At the RAC, as in the conclusions of the flash mission, we then plead for better targeting of these aids for the acquisition of a clean vehicle. “Even if it means taking the 30% of the wealthiest households out of these devices, assumes Valentin Desfontaines. The savings made could be redirected towards the most modest to finally reach acceptable out-of-pocket payments. But the “urban mobility” manager at the RAC also invites us to take the problem in the other direction. “The State must also use all its weight to redirect the production of electric vehicles towards the most sober and least expensive models”. Which means lighter, insist many NGOs who regularly ask to lower the threshold of the auto malus [de 1,8 tonnes aujourd’hui à 1,3]. “We could also imagine different parking prices depending on the weight of the vehicles, or even integrate this parameter of mass – and even that of CO2 emissions – in the criteria for access to ZFEs, adds Valentin Desfontaines. This is the paradox today: an SUV that emits a lot of CO2 can be Crit’air 1 because it emits few fine particles and nitrogen oxides. »
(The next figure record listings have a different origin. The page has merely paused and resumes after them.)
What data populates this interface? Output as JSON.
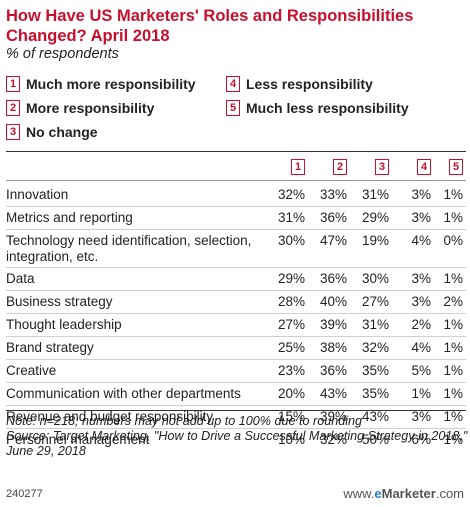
{
  "chart_data": {
    "type": "table",
    "title": "How Have US Marketers' Roles and Responsibilities Changed? April 2018",
    "subtitle": "% of respondents",
    "legend": [
      {
        "key": "1",
        "label": "Much more responsibility"
      },
      {
        "key": "2",
        "label": "More responsibility"
      },
      {
        "key": "3",
        "label": "No change"
      },
      {
        "key": "4",
        "label": "Less responsibility"
      },
      {
        "key": "5",
        "label": "Much less responsibility"
      }
    ],
    "columns": [
      "1",
      "2",
      "3",
      "4",
      "5"
    ],
    "rows": [
      {
        "label": "Innovation",
        "values": [
          "32%",
          "33%",
          "31%",
          "3%",
          "1%"
        ]
      },
      {
        "label": "Metrics and reporting",
        "values": [
          "31%",
          "36%",
          "29%",
          "3%",
          "1%"
        ]
      },
      {
        "label": "Technology need identification, selection, integration, etc.",
        "values": [
          "30%",
          "47%",
          "19%",
          "4%",
          "0%"
        ]
      },
      {
        "label": "Data",
        "values": [
          "29%",
          "36%",
          "30%",
          "3%",
          "1%"
        ]
      },
      {
        "label": "Business strategy",
        "values": [
          "28%",
          "40%",
          "27%",
          "3%",
          "2%"
        ]
      },
      {
        "label": "Thought leadership",
        "values": [
          "27%",
          "39%",
          "31%",
          "2%",
          "1%"
        ]
      },
      {
        "label": "Brand strategy",
        "values": [
          "25%",
          "38%",
          "32%",
          "4%",
          "1%"
        ]
      },
      {
        "label": "Creative",
        "values": [
          "23%",
          "36%",
          "35%",
          "5%",
          "1%"
        ]
      },
      {
        "label": "Communication with other departments",
        "values": [
          "20%",
          "43%",
          "35%",
          "1%",
          "1%"
        ]
      },
      {
        "label": "Revenue and budget responsibility",
        "values": [
          "15%",
          "39%",
          "43%",
          "3%",
          "1%"
        ]
      },
      {
        "label": "Personnel management",
        "values": [
          "10%",
          "32%",
          "50%",
          "6%",
          "1%"
        ]
      }
    ],
    "note": "Note: n=218; numbers may not add up to 100% due to rounding",
    "source": "Source: Target Marketing, \"How to Drive a Successful Marketing Strategy in 2018,\" June 29, 2018",
    "chart_id": "240277",
    "brand": "www.eMarketer.com"
  },
  "colors": {
    "accent": "#c8102e",
    "brand_e": "#2a7fc7"
  }
}
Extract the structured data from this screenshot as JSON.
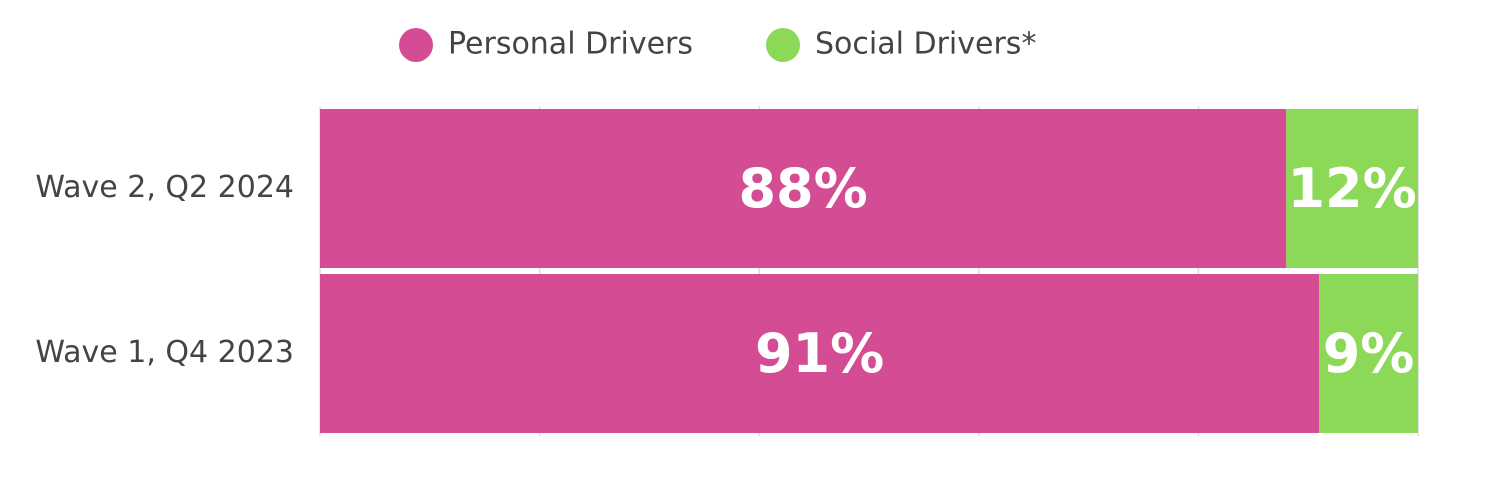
{
  "chart_data": {
    "type": "stacked-bar-horizontal",
    "categories": [
      "Wave 2, Q2 2024",
      "Wave 1, Q4 2023"
    ],
    "series": [
      {
        "name": "Personal Drivers",
        "color": "#d44c94",
        "values": [
          88,
          91
        ],
        "value_labels": [
          "88%",
          "91%"
        ]
      },
      {
        "name": "Social Drivers*",
        "color": "#8cd957",
        "values": [
          12,
          9
        ],
        "value_labels": [
          "12%",
          "9%"
        ]
      }
    ],
    "xlim": [
      0,
      100
    ],
    "xticks": [
      0,
      20,
      40,
      60,
      80,
      100
    ],
    "grid": true,
    "legend": "top"
  }
}
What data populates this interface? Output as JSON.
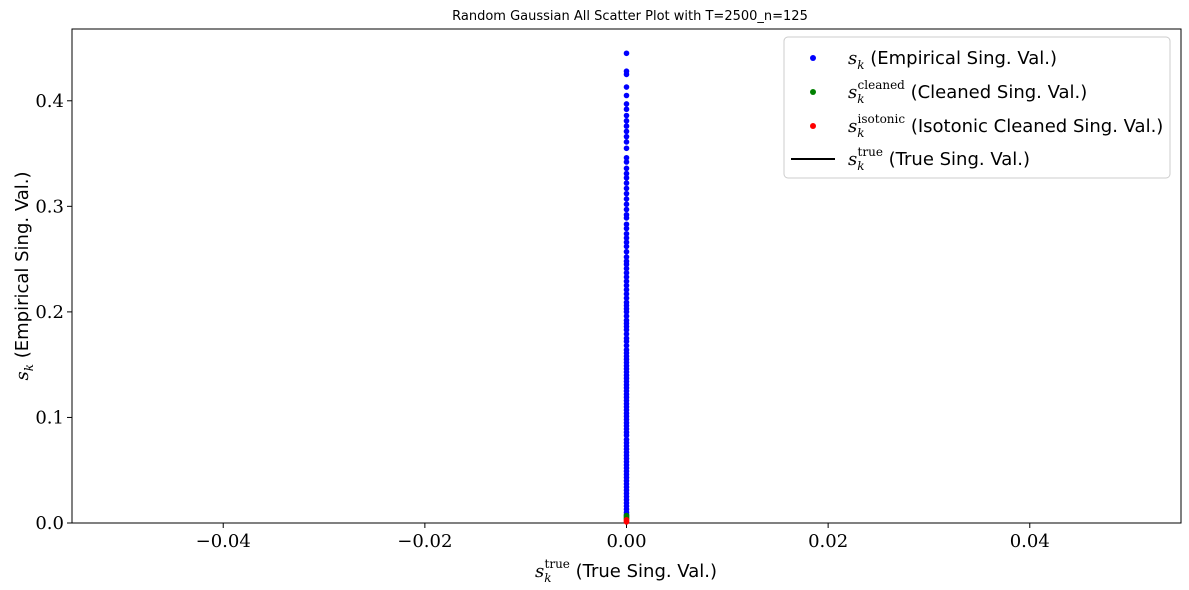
{
  "chart_data": {
    "type": "scatter",
    "title": "Random Gaussian All Scatter Plot with T=2500_n=125",
    "xlabel": {
      "sym": "s",
      "sub": "k",
      "sup": "true",
      "text": " (True Sing. Val.)"
    },
    "ylabel": {
      "sym": "s",
      "sub": "k",
      "text": " (Empirical Sing. Val.)"
    },
    "xlim": [
      -0.055,
      0.055
    ],
    "ylim": [
      0,
      0.468
    ],
    "xticks": [
      -0.04,
      -0.02,
      0.0,
      0.02,
      0.04
    ],
    "xtick_labels": [
      "−0.04",
      "−0.02",
      "0.00",
      "0.02",
      "0.04"
    ],
    "yticks": [
      0.0,
      0.1,
      0.2,
      0.3,
      0.4
    ],
    "ytick_labels": [
      "0.0",
      "0.1",
      "0.2",
      "0.3",
      "0.4"
    ],
    "legend_position": "top-right",
    "series": [
      {
        "name": {
          "sym": "s",
          "sub": "k",
          "sup": "",
          "text": " (Empirical Sing. Val.)"
        },
        "marker": "dot",
        "color": "#0000ff",
        "x": 0.0,
        "y": [
          0.445,
          0.428,
          0.425,
          0.413,
          0.405,
          0.397,
          0.392,
          0.386,
          0.381,
          0.376,
          0.371,
          0.366,
          0.361,
          0.355,
          0.346,
          0.342,
          0.336,
          0.331,
          0.327,
          0.322,
          0.317,
          0.312,
          0.307,
          0.302,
          0.297,
          0.292,
          0.289,
          0.283,
          0.279,
          0.274,
          0.27,
          0.266,
          0.262,
          0.257,
          0.252,
          0.248,
          0.245,
          0.241,
          0.237,
          0.233,
          0.229,
          0.225,
          0.221,
          0.217,
          0.213,
          0.209,
          0.206,
          0.203,
          0.2,
          0.196,
          0.192,
          0.189,
          0.186,
          0.183,
          0.179,
          0.175,
          0.172,
          0.168,
          0.164,
          0.161,
          0.158,
          0.155,
          0.152,
          0.149,
          0.146,
          0.143,
          0.14,
          0.137,
          0.134,
          0.131,
          0.128,
          0.125,
          0.122,
          0.119,
          0.116,
          0.113,
          0.11,
          0.107,
          0.104,
          0.101,
          0.098,
          0.095,
          0.092,
          0.089,
          0.086,
          0.083,
          0.079,
          0.076,
          0.073,
          0.07,
          0.067,
          0.064,
          0.061,
          0.058,
          0.055,
          0.052,
          0.049,
          0.046,
          0.043,
          0.04,
          0.037,
          0.034,
          0.031,
          0.028,
          0.025,
          0.022,
          0.019,
          0.016,
          0.013,
          0.01,
          0.008
        ]
      },
      {
        "name": {
          "sym": "s",
          "sub": "k",
          "sup": "cleaned",
          "text": " (Cleaned Sing. Val.)"
        },
        "marker": "dot",
        "color": "#008000",
        "x": 0.0,
        "y": [
          0.007,
          0.006,
          0.005,
          0.004
        ]
      },
      {
        "name": {
          "sym": "s",
          "sub": "k",
          "sup": "isotonic",
          "text": " (Isotonic Cleaned Sing. Val.)"
        },
        "marker": "dot",
        "color": "#ff0000",
        "x": 0.0,
        "y": [
          0.003,
          0.002,
          0.001
        ]
      },
      {
        "name": {
          "sym": "s",
          "sub": "k",
          "sup": "true",
          "text": " (True Sing. Val.)"
        },
        "marker": "line",
        "color": "#000000",
        "x": [],
        "y": []
      }
    ]
  }
}
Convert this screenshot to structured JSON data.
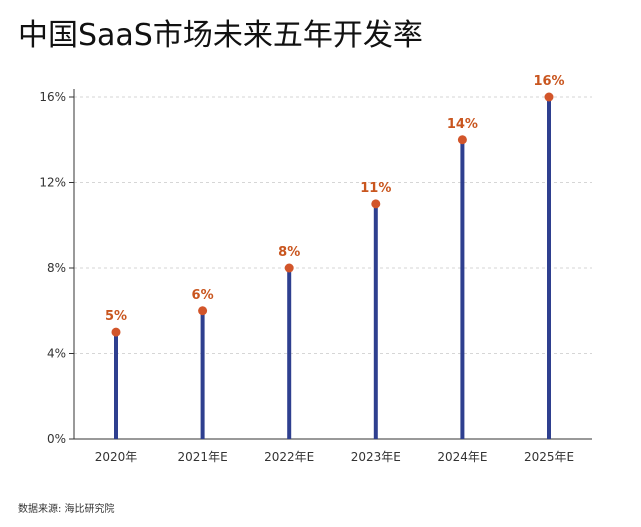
{
  "chart_data": {
    "type": "lollipop",
    "title": "中国SaaS市场未来五年开发率",
    "categories": [
      "2020年",
      "2021年E",
      "2022年E",
      "2023年E",
      "2024年E",
      "2025年E"
    ],
    "values": [
      5,
      6,
      8,
      11,
      14,
      16
    ],
    "data_labels": [
      "5%",
      "6%",
      "8%",
      "11%",
      "14%",
      "16%"
    ],
    "y_ticks": [
      0,
      4,
      8,
      12,
      16
    ],
    "y_tick_labels": [
      "0%",
      "4%",
      "8%",
      "12%",
      "16%"
    ],
    "ylim": [
      0,
      16
    ],
    "grid": true,
    "source": "数据来源: 海比研究院",
    "colors": {
      "stem": "#2e3f8f",
      "dot": "#d2552a",
      "label": "#c9561f",
      "grid": "#d6d6d6",
      "axis": "#333333"
    }
  }
}
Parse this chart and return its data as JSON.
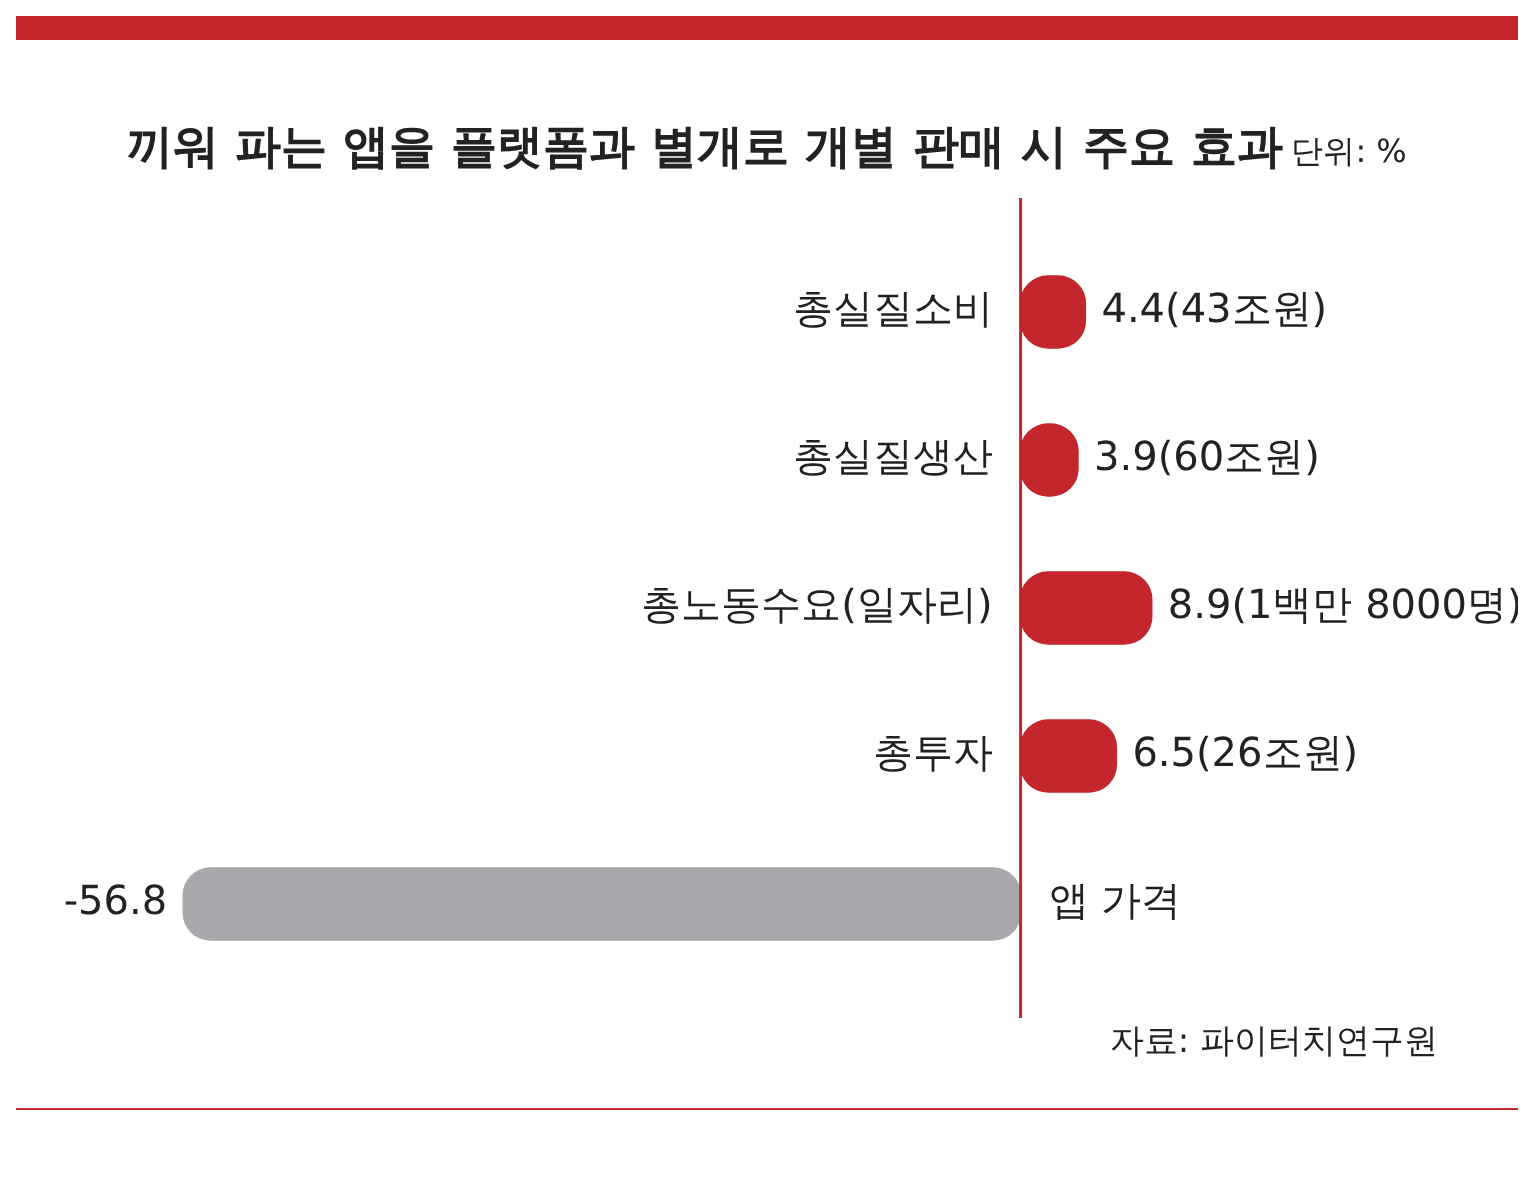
{
  "chart_data": {
    "type": "bar",
    "orientation": "horizontal",
    "title": "끼워 파는 앱을 플랫폼과 별개로 개별 판매 시 주요 효과",
    "subtitle": "단위: %",
    "categories": [
      "총실질소비",
      "총실질생산",
      "총노동수요(일자리)",
      "총투자",
      "앱 가격"
    ],
    "values": [
      4.4,
      3.9,
      8.9,
      6.5,
      -56.8
    ],
    "value_labels": [
      "4.4(43조원)",
      "3.9(60조원)",
      "8.9(1백만 8000명)",
      "6.5(26조원)",
      "-56.8"
    ],
    "colors": [
      "#c4262e",
      "#c4262e",
      "#c4262e",
      "#c4262e",
      "#a8a9ad"
    ],
    "legend": false,
    "annotations": [
      "자료: 파이터치연구원"
    ]
  }
}
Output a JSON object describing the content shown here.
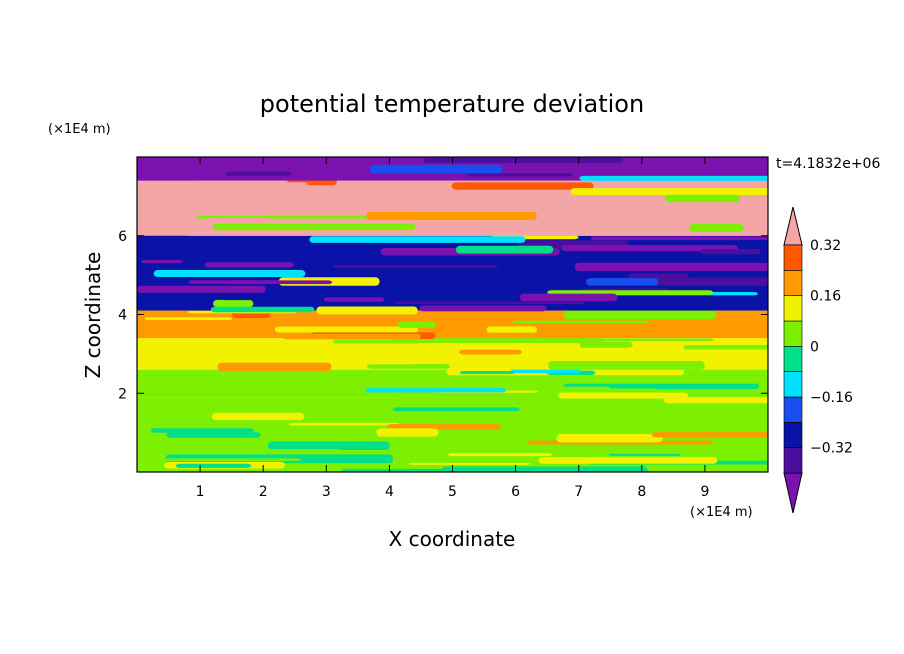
{
  "chart_data": {
    "type": "heatmap",
    "title": "potential temperature deviation",
    "xlabel": "X coordinate",
    "ylabel": "Z coordinate",
    "x_unit": "(×1E4 m)",
    "y_unit": "(×1E4 m)",
    "time_label": "t=4.1832e+06",
    "xlim": [
      0,
      10
    ],
    "ylim": [
      0,
      8
    ],
    "x_ticks": [
      "1",
      "2",
      "3",
      "4",
      "5",
      "6",
      "7",
      "8",
      "9"
    ],
    "y_ticks": [
      "2",
      "4",
      "6"
    ],
    "colorbar": {
      "levels": [
        -0.4,
        -0.32,
        -0.24,
        -0.16,
        -0.08,
        0,
        0.08,
        0.16,
        0.24,
        0.32,
        0.4
      ],
      "labels": [
        "−0.32",
        "−0.16",
        "0",
        "0.16",
        "0.32"
      ],
      "colors": [
        "#7b12b0",
        "#4b0fa0",
        "#0a12a8",
        "#1a4df0",
        "#00e0ff",
        "#00e08a",
        "#7cf000",
        "#f2f200",
        "#ff9a00",
        "#ff5a00",
        "#f4a6a6"
      ],
      "extend": "both"
    },
    "bands": [
      {
        "z": [
          0.0,
          1.9
        ],
        "value": 0.06
      },
      {
        "z": [
          1.9,
          2.6
        ],
        "value": 0.0
      },
      {
        "z": [
          2.6,
          3.4
        ],
        "value": 0.12
      },
      {
        "z": [
          3.4,
          4.1
        ],
        "value": 0.18
      },
      {
        "z": [
          4.1,
          6.0
        ],
        "value": -0.3
      },
      {
        "z": [
          6.0,
          7.4
        ],
        "value": 0.45
      },
      {
        "z": [
          7.4,
          8.0
        ],
        "value": -0.45
      }
    ]
  }
}
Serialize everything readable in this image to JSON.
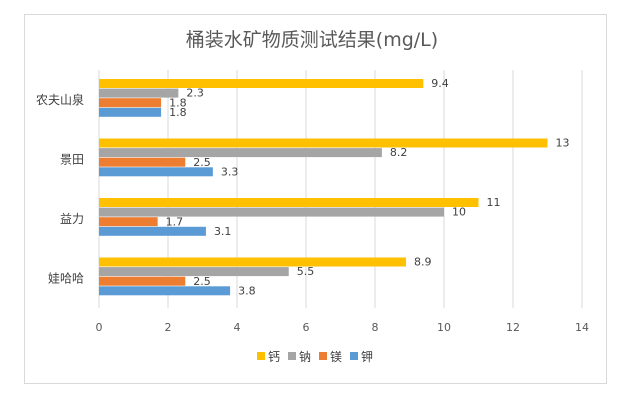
{
  "chart_data": {
    "type": "bar",
    "orientation": "horizontal",
    "title": "桶装水矿物质测试结果(mg/L)",
    "categories": [
      "农夫山泉",
      "景田",
      "益力",
      "娃哈哈"
    ],
    "series": [
      {
        "name": "钙",
        "color": "#FFC000",
        "values": [
          9.4,
          13,
          11,
          8.9
        ]
      },
      {
        "name": "钠",
        "color": "#A5A5A5",
        "values": [
          2.3,
          8.2,
          10,
          5.5
        ]
      },
      {
        "name": "镁",
        "color": "#ED7D31",
        "values": [
          1.8,
          2.5,
          1.7,
          2.5
        ]
      },
      {
        "name": "钾",
        "color": "#5B9BD5",
        "values": [
          1.8,
          3.3,
          3.1,
          3.8
        ]
      }
    ],
    "xlim": [
      0,
      14
    ],
    "xticks": [
      0,
      2,
      4,
      6,
      8,
      10,
      12,
      14
    ],
    "grid": true,
    "legend_position": "bottom",
    "xlabel": "",
    "ylabel": ""
  }
}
A temporary need for flexibility?

For lack of optimal support to date, Gérard Leseul and Bruno Millienne then advocate, in their flash mission, agility and flexibility in the implementation of ZFEs. At least temporarily. The example, once again, is Strasbourg, with its logbook. It allows individuals twelve trips per year in the ZFE with a theoretically prohibited vehicle. “We could go up to 24,” said the deputy of Seine-Maritime. “But there are thousands of derogations that it would be legitimate to grant, so that the ZFE would no longer have any meaning”, retorts Pierre Chasseray. Who will only accept such areas “if they are limited in the hearts of very large cities and by giving an exemption to residents”.

*These are Paris, the metropolis of Greater Paris, Lyon, Grenoble, Aix-Marseille, Montpellier, Nice, Rouen, Strasbourg, Toulon and Toulouse. These agglomerations are currently not all at the same rate in the restrictions. But, from January 1, 2023, Crit’Air 5 (diesel vehicles produced before 2001) will be compulsorily prohibited there at least. On January 1, 2024, it will be the turn of the Crit’Air 4 (diesel before 2006) then the Crit’Air 3 (diesel before 2011 and petrol before 2006) on January 1, 2025. forward, recalls Valentin Desfontaines. The restrictions already apply in theory to Crit’Air 5 and 4 and will extend to Crit’Air 4 next summer. It should also be noted that Reims and Saint-Etienne have also already established their ZFE without being obliged to do so.

** These 34 agglomerations will retain full freedom to decide on the timing and scope of the restrictions. “Clearly, they should not immediately extend the restrictions to Crit’Air 3 vehicles”, specifies Valentin Desfontaines.